Она обернулась и поглядела на него почти гневно.
— Вам легко говорить. Перед вами не стоит таких проблем.
— Вы неправы. Вы должны были бы сказать, что мне не дозволено заниматься этими проблемами. Вы же знаете, что я с радостью разделил бы с вами все.
Она помолчала, потом спросила:
— Вы это серьезно говорите?
— Вы получили мое письмо, разве нет?
Она снова кивнула.
— Должно быть, поэтому я и пришла сюда.
— Ну вот видите.
— Но я подумала, — сказала она, осторожно выбирая слова, — что ваше письмо написано под влиянием минуты. В три часа пополуночи могут иногда появляться такие настроения.
— Смена дня и ночи никак не влияет на мое чувство к вам.
— Отлично, Роджер Фэрнивалл, — сказала она. — Вот я на этот раз и поймаю вас на слове.
— „На этот раз“ — несправедливо. Я всегда готов отвечать за свои слова.
— Но не всегда это происходит так быстро, — сказала она. — Или так безоговорочно.
— Вы в этом уверены? — На мгновение перед глазами Роджера возник пустынный изгиб дороги, два злобных лица, крутящийся в воздухе, алчущий его смерти гаечный ключ.
— Нет, конечно, как я могу быть уверена. Я ведь ничего не знаю о вашей жизни, кроме того, что вы сами рассказали мне. Но я в отчаянии, я в тунике и собираюсь навязать себя вам.
— Навязать себя кому попало, — сказал он.
— Я не могу больше оставаться с Джеральдом, не могу — ни единой минуты. Сейчас не время входить в подробности, и, возможно, я никогда и не стану в них входить. Я знаю одно: пути обратно мне нет. Вчера вечером он привел домой к ужину этого слизняка Дональда Фишера, и после отвратительного вечера, когда я не знала куда деваться от тоски, мы, как только Фишер ушел, начали ссориться, потом кое-как помирились, потом снова начали ссориться, и в конце концов я вынуждена была признать, что не вижу никакой возможности наладить наши отношения, потому что ненавижу его и ненавижу жизнь, в которую он меня втянул. Ах, господи, наверное, я не сумею это объяснить. Ведь я не столько самого Джеральда ненавижу, сколько то, во что он меня превратил.
— Обычно так оно и бывает, — сказал Роджер, — насколько я мог наблюдать.

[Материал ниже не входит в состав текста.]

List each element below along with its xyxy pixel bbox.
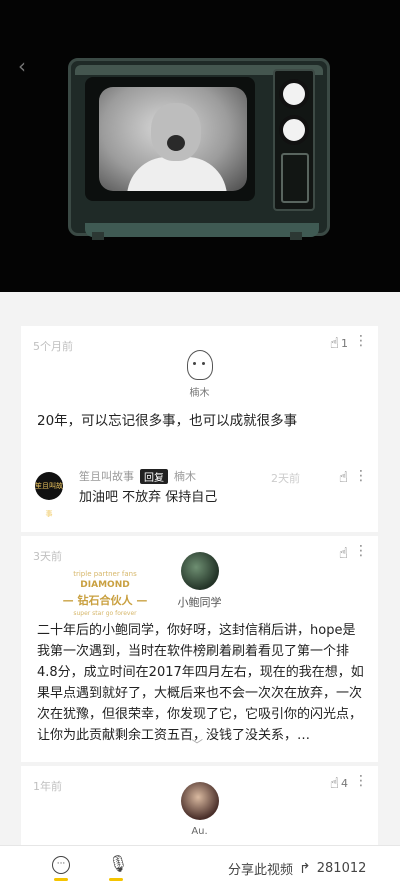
comment-feed[interactable]: 5个月前 ☝ 1 ⋮ 楠木 20年，可以忘记很多事，也可以成就很多事 笙且叫故事…: [0, 292, 400, 845]
like-button[interactable]: ☝: [339, 544, 348, 562]
comment-time: 1年前: [33, 780, 62, 793]
reply-to[interactable]: 楠木: [174, 468, 196, 484]
mouth-shape: [167, 135, 185, 151]
avatar[interactable]: 笙且叫故事: [35, 472, 63, 518]
chevron-left-icon[interactable]: ‹: [18, 56, 38, 76]
tv-control-panel: [273, 69, 315, 211]
thumb-up-icon: ☝: [329, 774, 339, 792]
badge-line: DIAMOND: [80, 580, 130, 590]
active-indicator: [54, 878, 68, 881]
tv-speaker: [281, 153, 309, 203]
tv-leg: [290, 232, 302, 240]
like-count: 4: [341, 776, 348, 790]
more-icon[interactable]: ⋮: [354, 334, 368, 348]
share-arrow-icon: ↱: [299, 860, 311, 877]
reply-author[interactable]: 笙且叫故事: [79, 468, 134, 484]
tv-base: [85, 223, 319, 237]
comment-card: 5个月前 ☝ 1 ⋮ 楠木 20年，可以忘记很多事，也可以成就很多事 笙且叫故事…: [21, 326, 378, 532]
comment-text: 20年，可以忘记很多事，也可以成就很多事: [37, 413, 298, 429]
comment-author[interactable]: 楠木: [21, 384, 378, 399]
tv-screen: [99, 87, 247, 191]
comment-card: 3天前 ☝ ⋮ triple partner fans DIAMOND — 钻石…: [21, 536, 378, 762]
avatar[interactable]: [181, 552, 219, 590]
reply-text: 加油吧 不放弃 保持自己: [79, 490, 218, 505]
like-count: 1: [341, 336, 348, 350]
video-player[interactable]: ‹: [0, 0, 400, 292]
comment-author[interactable]: Au.: [21, 826, 378, 837]
reply-meta: 笙且叫故事 回复 楠木: [79, 468, 196, 484]
chevron-down-icon[interactable]: ﹀: [191, 736, 203, 753]
active-indicator: [109, 878, 123, 881]
reply-time: 2天前: [271, 472, 300, 485]
more-icon[interactable]: ⋮: [354, 468, 368, 484]
tv-leg: [92, 232, 104, 240]
share-label: 分享此视频: [228, 863, 294, 878]
tv-screen-bezel: [85, 77, 255, 201]
share-button[interactable]: 分享此视频 ↱ 281012: [228, 859, 367, 879]
shirt-shape: [127, 157, 227, 191]
bottom-bar: ··· 🎙 分享此视频 ↱ 281012: [0, 845, 400, 889]
microphone-icon[interactable]: 🎙: [108, 854, 128, 873]
like-button[interactable]: ☝ 1: [330, 334, 348, 352]
thumb-up-icon: ☝: [329, 334, 339, 352]
tv-frame: [68, 58, 330, 237]
avatar[interactable]: [181, 782, 219, 820]
thumb-up-icon[interactable]: ☝: [339, 468, 348, 486]
badge-line: super star go forever: [73, 610, 137, 617]
tv-knob-icon: [279, 79, 309, 109]
more-icon[interactable]: ⋮: [354, 774, 368, 788]
comment-card: 1年前 ☝ 4 ⋮ Au.: [21, 766, 378, 845]
like-button[interactable]: ☝ 4: [330, 774, 348, 792]
share-count: 281012: [316, 861, 367, 876]
comment-text: 二十年后的小鲍同学，你好呀，这封信稍后讲，hope是我第一次遇到，当时在软件榜刷…: [37, 623, 364, 743]
comment-time: 5个月前: [33, 340, 73, 353]
face-shape: [151, 103, 201, 161]
badge-line: triple partner fans: [73, 570, 137, 578]
comment-author[interactable]: 小鲍同学: [21, 594, 378, 610]
comment-icon[interactable]: ···: [52, 856, 70, 874]
reply-row: 笙且叫故事 笙且叫故事 回复 楠木 2天前 ☝ ⋮ 加油吧 不放弃 保持自己: [21, 464, 378, 518]
thumb-up-icon: ☝: [338, 544, 348, 562]
tv-knob-icon: [279, 115, 309, 145]
more-icon[interactable]: ⋮: [354, 544, 368, 558]
reply-tag: 回复: [140, 468, 168, 484]
avatar[interactable]: [187, 350, 213, 380]
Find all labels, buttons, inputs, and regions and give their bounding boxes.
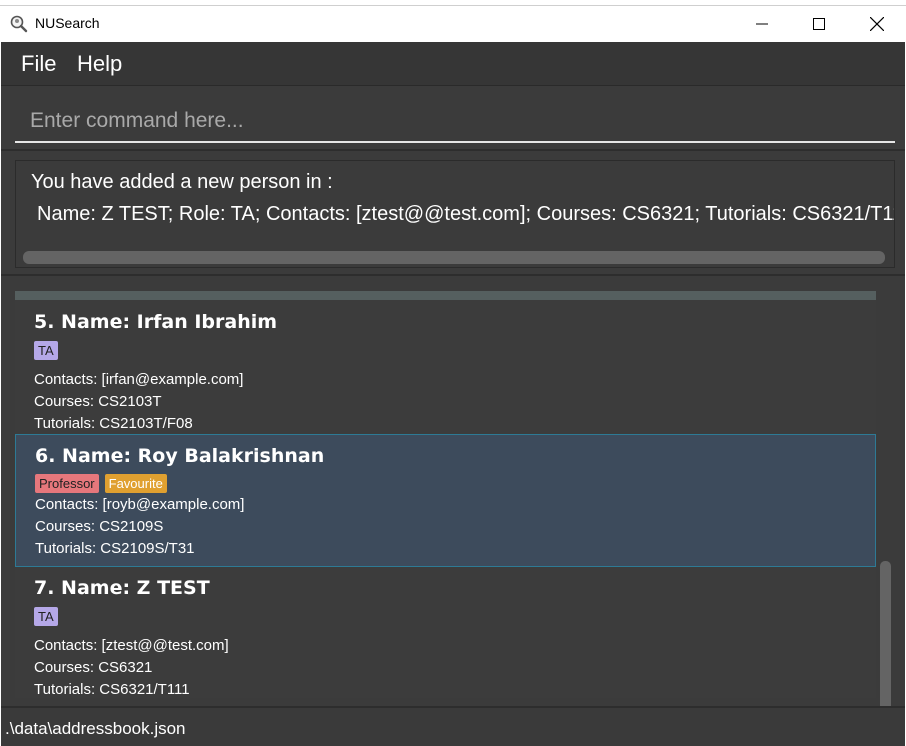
person-contacts: Contacts: [ztest@@test.com]	[34, 637, 229, 654]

— Ну вот, а теперь мне страшно. Я это сделала, а теперь мне страшно. После завтрака Джеральд ушел, не обмолвившись со мной ни словом, а я тут же, чтобы не дать себе времени передумать, сказала детям, что мы поедем проведать бабушку с дедушкой и они останутся там погостить. Я позвонила маме, она сказала: ну конечно, привози их. Вероятно, по моему голосу она догадалась, что я в ужасном состоянии, хоть я ничего не стала объяснять. Сказала только, что нам нужно подбросить ей ребятишек на несколько дней — у нас возникла такая необходимость. Я старалась, чтобы это звучало так, как если бы Джеральда внезапно пригласили на конференцию куда-нибудь на Багамские острова, и он решил взять меня с собой. Но плести всю эту чепуху я была просто не в силах. Язык не поворачивался. В общем, так или иначе, я тут же собрала все детские вещи, и вот отвожу ребят.
— А сами вы?
— А я пришла к вам, — сказала она.
Сердце Роджера бешено заколотилось в его помятой грудной клетке. На мгновение ему показалось, что он сейчас задохнется. Но через секунду он все-таки втянул воздух в легкие и сказал:
— Милости просим.
— Я переберусь к вам сюда на неделю, — произнесла она ровным сухим тоном, в котором, однако, он без труда улавливал ее тревогу, ее растерянность. — Джеральд не будет знать, где я. Недели, верно, будет нам достаточно, чтобы решить, можем ли мы остаться вместе. Во всяком случае, неделя — это все, чем я располагаю.
— Пусть будет для начала неделя, — сказал Роджер. Он вскочил с кушетки. — Где живут ваши родители?
— Возле Нантвича.
— Туда и обратно на машине — конец не малый. А если начнется непогода, вам туго придется. К тому же вы слишком утомлены, чтобы пускаться сейчас в путь. Лучше я поеду с вами, и мы будем вести машину попеременно.